Can’t Stand Up For Falling Down by Richard Cameron is, according to director Carla Kingham, “her baby.” Set to be staged in the Oxford Hub above the Turl St Kitchen, this production will be an intimate and understated affair, thanks to the small cast and closeness of the lamplit room. The issues the play treats, however, are far from low-key: Ruby (Phoebe Hames), Lynette (Claire Bowman) and Jodie (Zoe Bullock) are three women whose lives have been thrown off course by Royce, a man who never appears on stage but present in the characters’ monologues. Themes of domestic abuse are introduced through the voices of the three women, who have been subject to Royce’s rages for years.
The Bechdel test judges a film as feminist if it has scenes where women have conversations which are not about men: this script would probably fall short, and this is testament to the devastating effects of Royce’s abuse on each character’s life. The script is set in the late 80s or early 90s, but the cast are keen to make sure the action doesn’t seem too much like a period piece: the material is still raw and relevant.
What is important, however, is location: the play is set in Yorkshire’s Don Valley, in a small town where the three women are aware of each other without being friends. The script shows them at different stages of their relationship with Royce: Ruby is the eldest, and is able to look back on their marriage with some perspective. Hames, who plays Ruby, describes her as “scarred – but it’s definitely scar tissue, rather than an open wound.”

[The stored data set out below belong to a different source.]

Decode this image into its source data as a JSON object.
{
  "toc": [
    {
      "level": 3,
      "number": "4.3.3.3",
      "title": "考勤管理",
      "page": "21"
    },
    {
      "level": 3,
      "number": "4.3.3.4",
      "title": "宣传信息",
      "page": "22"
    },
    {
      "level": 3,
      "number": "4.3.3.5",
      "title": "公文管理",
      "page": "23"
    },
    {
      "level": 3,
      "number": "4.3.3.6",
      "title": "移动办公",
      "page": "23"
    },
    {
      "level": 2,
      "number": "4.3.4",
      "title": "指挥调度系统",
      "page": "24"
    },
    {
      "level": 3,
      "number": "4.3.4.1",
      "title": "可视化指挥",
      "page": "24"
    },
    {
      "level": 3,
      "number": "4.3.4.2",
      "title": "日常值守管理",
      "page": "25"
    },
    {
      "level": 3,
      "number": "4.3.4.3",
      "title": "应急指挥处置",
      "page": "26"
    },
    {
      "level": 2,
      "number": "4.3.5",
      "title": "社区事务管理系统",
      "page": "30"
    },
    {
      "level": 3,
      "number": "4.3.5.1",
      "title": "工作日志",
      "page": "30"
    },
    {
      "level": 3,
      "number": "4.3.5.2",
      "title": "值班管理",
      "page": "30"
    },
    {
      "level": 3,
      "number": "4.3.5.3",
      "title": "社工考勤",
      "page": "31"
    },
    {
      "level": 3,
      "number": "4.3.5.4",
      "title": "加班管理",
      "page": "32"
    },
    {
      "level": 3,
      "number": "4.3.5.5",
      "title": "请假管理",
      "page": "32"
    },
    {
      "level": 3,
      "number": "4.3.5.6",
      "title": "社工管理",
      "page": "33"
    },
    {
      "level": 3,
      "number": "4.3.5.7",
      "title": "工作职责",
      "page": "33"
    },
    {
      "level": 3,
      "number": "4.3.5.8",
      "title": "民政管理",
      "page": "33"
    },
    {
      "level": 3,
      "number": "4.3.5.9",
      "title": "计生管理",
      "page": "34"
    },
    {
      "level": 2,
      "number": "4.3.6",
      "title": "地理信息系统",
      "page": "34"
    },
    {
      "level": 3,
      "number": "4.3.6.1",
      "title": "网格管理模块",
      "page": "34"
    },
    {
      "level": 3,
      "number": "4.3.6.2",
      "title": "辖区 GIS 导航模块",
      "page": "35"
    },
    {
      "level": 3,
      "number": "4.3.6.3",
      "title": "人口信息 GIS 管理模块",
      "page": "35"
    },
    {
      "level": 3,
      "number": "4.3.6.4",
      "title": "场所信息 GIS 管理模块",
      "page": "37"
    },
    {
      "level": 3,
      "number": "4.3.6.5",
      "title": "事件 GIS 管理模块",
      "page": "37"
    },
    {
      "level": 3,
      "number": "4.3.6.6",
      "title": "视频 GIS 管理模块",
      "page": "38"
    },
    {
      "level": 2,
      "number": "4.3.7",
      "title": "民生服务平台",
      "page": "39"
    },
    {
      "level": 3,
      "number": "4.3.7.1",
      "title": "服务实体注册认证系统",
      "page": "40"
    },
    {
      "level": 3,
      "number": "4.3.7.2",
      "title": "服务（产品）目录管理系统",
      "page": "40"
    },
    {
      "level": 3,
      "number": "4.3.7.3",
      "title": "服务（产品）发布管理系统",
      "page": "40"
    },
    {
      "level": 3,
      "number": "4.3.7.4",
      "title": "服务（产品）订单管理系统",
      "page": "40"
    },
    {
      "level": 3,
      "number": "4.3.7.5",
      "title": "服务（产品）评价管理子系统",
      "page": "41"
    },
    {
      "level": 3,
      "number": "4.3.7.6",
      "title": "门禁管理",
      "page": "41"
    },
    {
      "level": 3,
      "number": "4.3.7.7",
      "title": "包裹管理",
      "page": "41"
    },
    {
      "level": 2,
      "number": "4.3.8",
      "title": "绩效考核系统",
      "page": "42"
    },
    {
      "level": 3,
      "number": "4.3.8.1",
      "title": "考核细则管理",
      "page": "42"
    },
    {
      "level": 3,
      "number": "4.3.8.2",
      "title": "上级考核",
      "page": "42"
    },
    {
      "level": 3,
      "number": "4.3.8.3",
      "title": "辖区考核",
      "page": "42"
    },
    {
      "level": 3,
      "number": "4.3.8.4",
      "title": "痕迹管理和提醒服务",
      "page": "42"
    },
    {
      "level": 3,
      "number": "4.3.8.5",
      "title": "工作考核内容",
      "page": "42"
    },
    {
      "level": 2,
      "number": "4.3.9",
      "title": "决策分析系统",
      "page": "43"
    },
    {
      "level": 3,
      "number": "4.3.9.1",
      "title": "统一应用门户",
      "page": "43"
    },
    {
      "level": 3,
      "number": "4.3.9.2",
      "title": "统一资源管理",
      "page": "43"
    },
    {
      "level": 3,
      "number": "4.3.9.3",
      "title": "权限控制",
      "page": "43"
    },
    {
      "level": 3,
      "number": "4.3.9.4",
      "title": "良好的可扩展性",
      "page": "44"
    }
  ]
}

I saw Ruby’s monologue, given from a corner of the seating: she describes the beginnings of her relationship with Royce, the excitement of sex followed by the shock of pregnancy. Hames engages with the audience in a faultless Yorkshire brogue, drawing them into Ruby’s story and making them feel, in Kingham’s words, “uncomfortable for the right reasons.” Cameron delicately interweaves the three women’s lives until the very end, when the final moments bring them together.
All proceeds of the production will go to charities supported by the Hub, and can be bought with a coffee in TSK. It’s a hardhitting and well-crafted portrayal of domestic violence, and all for a good cause.
Can’t Stand Up For Falling Down is showing at the Oxford Hub above the TSK. Tickets £8/5, in aid of the Oxford Hub – available on the door or in advance from the TSK.